First, let me preface this review. For all of my readers that are below the age of 18, beware. This book is not for the faint of heart. Honestly, I never knew some of those words could be used in that context. Having said that (and I strongly caution), I LOVED this book. Man, was it a page -turner. There have only been six other books in my memory that have kept me that enthralled throughout. Tommyknockers by Stephen King, Harry Potter and the Order of the Phoenix by somebody (the name escapes me) I know I blaspheme! Ghost Soldiers by Hampton Sides, The Shack by William Young, The Croata by Owl Goingback, and The Eaters of the Dead by Michael Crichton. In all fairness to the hundreds of other books I have read throughout my life, these books (with the exception of The Shack) were read while on vacation or an airplane. Two of them are in my top 10 (Order of the Phoenix and Ghost Soldiers), but the others were note-worthy. Shutter Island falls into that category of note-worthy page turner.

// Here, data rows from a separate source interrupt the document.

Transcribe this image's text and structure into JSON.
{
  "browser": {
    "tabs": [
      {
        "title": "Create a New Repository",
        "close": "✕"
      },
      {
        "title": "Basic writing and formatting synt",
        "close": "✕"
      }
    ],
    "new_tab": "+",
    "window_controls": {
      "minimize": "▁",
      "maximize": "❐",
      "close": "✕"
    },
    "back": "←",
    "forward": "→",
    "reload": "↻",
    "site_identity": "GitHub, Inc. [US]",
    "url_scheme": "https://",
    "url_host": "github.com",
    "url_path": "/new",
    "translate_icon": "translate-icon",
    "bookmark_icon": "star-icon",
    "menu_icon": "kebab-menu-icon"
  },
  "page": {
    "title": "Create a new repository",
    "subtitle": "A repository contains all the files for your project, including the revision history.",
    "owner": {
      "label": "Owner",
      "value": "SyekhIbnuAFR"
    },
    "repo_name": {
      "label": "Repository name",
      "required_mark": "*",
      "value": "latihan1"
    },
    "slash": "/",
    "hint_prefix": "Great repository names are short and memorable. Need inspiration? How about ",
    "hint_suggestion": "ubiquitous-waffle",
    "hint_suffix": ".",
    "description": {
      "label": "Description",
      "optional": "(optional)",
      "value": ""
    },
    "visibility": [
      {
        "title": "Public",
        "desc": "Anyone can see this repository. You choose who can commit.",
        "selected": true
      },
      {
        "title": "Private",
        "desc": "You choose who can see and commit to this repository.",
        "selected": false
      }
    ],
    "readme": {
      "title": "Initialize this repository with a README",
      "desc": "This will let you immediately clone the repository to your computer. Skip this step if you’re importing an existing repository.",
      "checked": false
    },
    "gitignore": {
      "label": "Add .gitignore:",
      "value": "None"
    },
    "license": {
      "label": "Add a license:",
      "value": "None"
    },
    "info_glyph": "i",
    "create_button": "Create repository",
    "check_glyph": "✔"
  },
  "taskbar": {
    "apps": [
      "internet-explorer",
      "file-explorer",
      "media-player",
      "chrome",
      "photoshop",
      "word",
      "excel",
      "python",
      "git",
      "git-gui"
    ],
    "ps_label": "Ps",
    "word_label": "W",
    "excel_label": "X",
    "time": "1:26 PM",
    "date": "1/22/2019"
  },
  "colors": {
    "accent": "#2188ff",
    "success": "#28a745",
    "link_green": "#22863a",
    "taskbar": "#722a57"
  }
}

The setting is an island where the criminally insane are imprisoned and, in an attempt to "find a cure", are the subjects of very radical and gruesome testing. One of the mental patients, a woman with a sad and twisted past, has done the impossible by escaping out of her heavily guarded cell and out of the prison. All evidence suggests an inside job and two U.S. Marshalls, Teddy and Chuck, have come to investigate the mysterious prison on the eve of a disastrous hurricane. As each chapter passed, I was drawn waist-deep into a plot that seriously boggled my mind. I'll probably have to read it again, now that I know the outcome, because I want to see how Dennis Lehane (the author) wove in the subtle hints and details in the early chapters. The characters were so strong. I wish I could write characters like that. Simply brilliant.

I'm not very good at assigning a rating to books. 4 stars, two thumbs up and a pinkie, 7 angry aardvarks. I don't know, it's just not that easy. So, I will say this; I really enjoyed it. Do I recommend it?


WHAT??? How can you possibly give a review like that and not recommend it?

There, there, Emerson (yes talking to my bald spot), let me explain.

If you've read my review, have taken heed to my warnings, and from that deemed this a book worthy of your perusal, then so be it. If not, oh well. I just don't want to take the chance of someone reading Shutter Island and exploding on me for content issues. It's definitely not for kids and to be frank (which I am) it's not for many adults. I enjoyed it and hopefully learned a thing or two about characterization for my future books.

I do feel rejuvenated. Perhaps my slump of reading is over. I sure hope so. Reading books is the greatest form of entertainment. I'll be so bold to say it's better than high octane sporting events, 3-dimensional blockbusters with blue alien jaguar people, awards ceremonies with Steve Martin and Alec Baldwin cozying up to each other while donning Snuggies, and of course an entire day's worth of Alton Brown Food Network programming.

You should be happy to know since finishing Shutter Island, I dove right in to my next reading adventure. I've always been fascinated with Cormac McCarthy, author of the Pulitzer Prize winning novel The Road and No Country for Old Men. So, I've decided to read his personal masterpiece, Blood Meridian. So far, zzzzzz, but I anticipate it getting good shortly. Too bad I don't have another cruise to go on anytime soon. I'm going through Mountain Dew withdrawals.

1 comment:

Nichole Giles said...

You've been on a cruise? I'm jealous. Sounds like lots of fun. And I agree, by the way, that reading is definitely the best form of entertainment--even over dear-old Alton. (Shh, don't tell him I said so.)

Thanks for making me laugh, as always.